Another Tour Championship player, Charley Hoffman, was just saying the other day how great it was to see Spieth, cap turned backwards, waiting around to hug it out with Thomas after he won this year’s PGA Championship. Just as Thomas, who missed the cut at the British Open, stayed the weekend to congratulate Spieth at the end of his victory there.

“It’s pretty cool to see in the game of golf,” Hoffman said. “That’s really what the game of golf is all about – camaraderie and playing together and having fun. It’s great to see these young kids display that.

“Kids watch us on TV and see (that) even though Jordan loses he goes and shakes Justin’s hand and says congratulations. That’s the way it should be done.”

Inside, Spieth said he would root passionately for his friend to miss a 6-footer if it meant beating him or at least getting into a playoff. Outwardly, the two of them are the unchanging picture of mutual support.

They go back more than a decade. Now both 24, they first competed against each other at the age of 13 in a junior all-star event in Texas. Spieth won by five strokes.
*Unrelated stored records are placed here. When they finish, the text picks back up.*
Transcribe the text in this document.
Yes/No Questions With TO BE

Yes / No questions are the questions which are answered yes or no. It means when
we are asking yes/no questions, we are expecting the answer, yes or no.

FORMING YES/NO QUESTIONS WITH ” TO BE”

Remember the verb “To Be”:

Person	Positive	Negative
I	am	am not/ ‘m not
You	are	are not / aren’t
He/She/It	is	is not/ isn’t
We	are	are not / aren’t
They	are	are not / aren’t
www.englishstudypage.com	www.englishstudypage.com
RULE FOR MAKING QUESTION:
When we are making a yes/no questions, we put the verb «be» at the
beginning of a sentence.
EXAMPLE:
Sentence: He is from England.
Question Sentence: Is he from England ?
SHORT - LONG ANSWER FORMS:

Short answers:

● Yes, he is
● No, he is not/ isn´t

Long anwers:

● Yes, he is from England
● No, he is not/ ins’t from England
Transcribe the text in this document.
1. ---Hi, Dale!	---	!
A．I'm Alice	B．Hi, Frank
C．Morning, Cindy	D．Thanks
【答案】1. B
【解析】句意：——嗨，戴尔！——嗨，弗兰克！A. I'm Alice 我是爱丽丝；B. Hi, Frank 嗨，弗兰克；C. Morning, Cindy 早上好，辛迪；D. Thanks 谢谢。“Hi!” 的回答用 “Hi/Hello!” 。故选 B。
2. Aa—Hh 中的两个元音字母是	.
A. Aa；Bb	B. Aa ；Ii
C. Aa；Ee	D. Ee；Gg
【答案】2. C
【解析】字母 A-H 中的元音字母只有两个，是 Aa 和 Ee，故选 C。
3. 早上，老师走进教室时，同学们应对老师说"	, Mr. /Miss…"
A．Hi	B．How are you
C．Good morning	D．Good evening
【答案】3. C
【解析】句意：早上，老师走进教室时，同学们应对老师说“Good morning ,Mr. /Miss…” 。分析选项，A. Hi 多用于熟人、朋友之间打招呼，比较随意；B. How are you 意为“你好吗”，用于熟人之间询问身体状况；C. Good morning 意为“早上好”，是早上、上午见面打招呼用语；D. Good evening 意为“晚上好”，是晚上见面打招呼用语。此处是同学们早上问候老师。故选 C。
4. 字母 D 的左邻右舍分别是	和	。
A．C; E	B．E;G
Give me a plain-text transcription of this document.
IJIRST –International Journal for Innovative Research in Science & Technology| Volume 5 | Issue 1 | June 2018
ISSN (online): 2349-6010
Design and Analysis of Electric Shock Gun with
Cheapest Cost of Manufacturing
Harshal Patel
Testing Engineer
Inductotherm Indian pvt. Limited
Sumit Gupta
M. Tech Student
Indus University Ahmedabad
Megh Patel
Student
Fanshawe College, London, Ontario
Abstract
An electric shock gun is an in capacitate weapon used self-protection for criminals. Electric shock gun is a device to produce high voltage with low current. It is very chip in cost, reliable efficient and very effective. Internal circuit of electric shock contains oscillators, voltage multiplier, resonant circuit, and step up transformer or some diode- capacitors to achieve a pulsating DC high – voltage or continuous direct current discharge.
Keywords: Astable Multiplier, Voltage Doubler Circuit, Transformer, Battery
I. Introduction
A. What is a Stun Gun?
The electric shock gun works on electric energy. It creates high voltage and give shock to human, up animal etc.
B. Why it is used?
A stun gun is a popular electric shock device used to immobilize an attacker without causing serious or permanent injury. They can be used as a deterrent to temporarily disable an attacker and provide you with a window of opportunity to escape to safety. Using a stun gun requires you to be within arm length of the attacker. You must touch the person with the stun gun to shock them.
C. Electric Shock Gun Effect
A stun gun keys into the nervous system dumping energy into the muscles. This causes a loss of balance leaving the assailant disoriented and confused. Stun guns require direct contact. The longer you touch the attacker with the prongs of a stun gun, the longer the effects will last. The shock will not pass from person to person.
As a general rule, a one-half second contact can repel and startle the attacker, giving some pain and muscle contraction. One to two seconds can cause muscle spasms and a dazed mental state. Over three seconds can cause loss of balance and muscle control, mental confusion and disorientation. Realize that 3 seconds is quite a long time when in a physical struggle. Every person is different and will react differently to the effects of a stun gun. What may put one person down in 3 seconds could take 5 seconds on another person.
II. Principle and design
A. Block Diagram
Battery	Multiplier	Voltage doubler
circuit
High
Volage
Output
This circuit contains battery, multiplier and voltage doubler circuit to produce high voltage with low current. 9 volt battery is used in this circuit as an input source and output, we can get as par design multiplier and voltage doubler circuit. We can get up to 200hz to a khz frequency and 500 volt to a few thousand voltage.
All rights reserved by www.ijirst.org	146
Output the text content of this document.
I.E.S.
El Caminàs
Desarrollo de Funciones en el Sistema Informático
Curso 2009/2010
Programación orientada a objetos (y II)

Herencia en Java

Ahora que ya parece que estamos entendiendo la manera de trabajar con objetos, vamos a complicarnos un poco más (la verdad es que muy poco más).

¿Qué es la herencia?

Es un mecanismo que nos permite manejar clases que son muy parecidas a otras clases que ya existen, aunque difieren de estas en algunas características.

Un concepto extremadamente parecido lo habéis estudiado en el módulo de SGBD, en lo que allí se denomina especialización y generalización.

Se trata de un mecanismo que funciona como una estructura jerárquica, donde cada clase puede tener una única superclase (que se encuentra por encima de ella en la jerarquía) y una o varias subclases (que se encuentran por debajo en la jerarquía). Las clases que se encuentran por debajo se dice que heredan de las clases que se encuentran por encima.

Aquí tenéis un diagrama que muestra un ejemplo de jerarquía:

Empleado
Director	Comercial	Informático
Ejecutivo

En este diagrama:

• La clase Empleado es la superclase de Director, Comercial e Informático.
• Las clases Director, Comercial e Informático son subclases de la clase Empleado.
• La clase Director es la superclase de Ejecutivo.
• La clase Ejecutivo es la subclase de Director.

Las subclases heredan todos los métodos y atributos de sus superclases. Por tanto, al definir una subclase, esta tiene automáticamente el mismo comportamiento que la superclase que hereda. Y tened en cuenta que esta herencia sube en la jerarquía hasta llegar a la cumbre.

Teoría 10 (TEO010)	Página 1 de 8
At 14, they were teammates on a U.S. junior team that competed in France.

In college, Spieth (Texas) took out Thomas (Alabama) on the way to a Longhorns championship.

More recently, at the playoff event two weeks ago in Boston, the two of them were tied with five holes to play. Thomas birdied 15 and then left Spieth behind by three shots.

Their annual vacation to the Bahamas in late spring with a group of young pros has become a Twitter staple.

There were some signs Thursday they may be growing just a bit weary of the whole besties story that is sure to follow them for the duration.

Asked if they had struck any kind of pact in advance of this tournament to go low and remain paired together throughout the four rounds, neither really seized on that half-serious suggestion.

“Yeah, that would be nice. We certainly would both enjoy that for sure,” Spieth said flatly.

“As long as it’s late,” Thomas said, meaning he’d be among the leaders, “I don’t care who I’m playing with.”

“We’re both doing our own thing out there,” Thomas added. “We’re not out there to entertain each other. So, it’s just a nice bonus sometimes between shots, but that’s about it.”

Why, at this pace, they’ll be positively sick of each other by Sunday.